If you save your source-code in a file and execute it as a script it will give you a full stack trace with the line numbers in the file.
at net.projecteuler.problem31$apply_if__9.invoke(problem31.clj:7)
Note you can also examine the last exception and stack trace from within the REPL by examining *e eg: (.stackTrace *e) The stack trace is at first quite daunting because it throws up all the Java internals. You need to learn to ignore those and just look for the lines that refer to your code. This is pretty easy in your case as they all start with net.projecteuler
You can name your anonymous functions to help more quickly identify them:
(fn check-max [x] (<= (+ current-sum x) max-sum))
In your case using all this info you can see that apply-if is being passed a single argument function as fun. Apply does this (f [1 2 3]) -> (f 1 2 3). From your comment what you want is map. (map f [1 2 3]) -> (list (f 1) (f 2) (f 3)). When I replace apply with map the program seems to work.
Finally, if you want to examine values you might want to look into clojure-contrib.logging which has some helpers to this effect. There is a spy macro which allows you to wrap an expression, it will return exactly the same expression so it does not affect the result of your function but will print out EXPR = VALUE, which can be handy. Also on the group various people have posted full tracing solutions. And there is always the trusty println. But the key skill here is being able to identify precisely what blew up.
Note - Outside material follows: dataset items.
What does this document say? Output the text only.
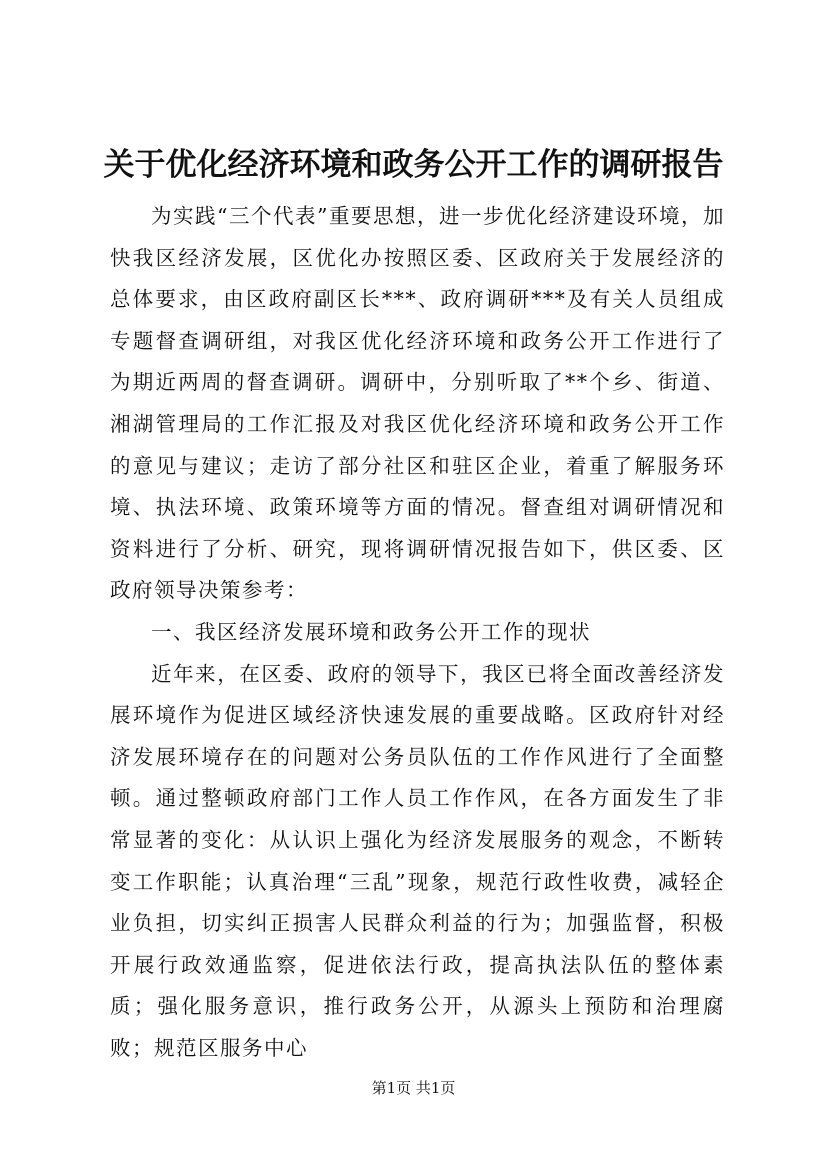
关于优化经济环境和政务公开工作的调研报告

为实践“三个代表”重要思想，进一步优化经济建设环境，加快我区经济发展，区优化办按照区委、区政府关于发展经济的总体要求，由区政府副区长***、政府调研***及有关人员组成专题督查调研组，对我区优化经济环境和政务公开工作进行了为期近两周的督查调研。调研中，分别听取了**个乡、街道、湘湖管理局的工作汇报及对我区优化经济环境和政务公开工作的意见与建议；走访了部分社区和驻区企业，着重了解服务环境、执法环境、政策环境等方面的情况。督查组对调研情况和资料进行了分析、研究，现将调研情况报告如下，供区委、区政府领导决策参考：

一、我区经济发展环境和政务公开工作的现状

近年来，在区委、政府的领导下，我区已将全面改善经济发展环境作为促进区域经济快速发展的重要战略。区政府针对经济发展环境存在的问题对公务员队伍的工作作风进行了全面整顿。通过整顿政府部门工作人员工作作风，在各方面发生了非常显著的变化：从认识上强化为经济发展服务的观念，不断转变工作职能；认真治理“三乱”现象，规范行政性收费，减轻企业负担，切实纠正损害人民群众利益的行为；加强监督，积极开展行政效通监察，促进依法行政，提高执法队伍的整体素质；强化服务意识，推行政务公开，从源头上预防和治理腐败；规范区服务中心

第1页 共1页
Once you know that it is usually clear why, but sometimes printouts are needed when you can't tell what the inputs are.
dont have a REPL on me though it looks like:
(defn apply-if [pred-fun fun coll]
(apply fun (filter pred-fun coll)))
takes a list like '(1 2 3 4 5) filters some of them out '(1 3 5)
and then creates a function call like (fun 1 3 5)
and it looks like it is being called (apply-if (fn [x] with a function that wants to receive a list of numbers as a single argument.
you could change the apply-if function to just pass call to the fun (with out the apply) or you could change the call to it to take a function that takes an arbitrary number of arguments.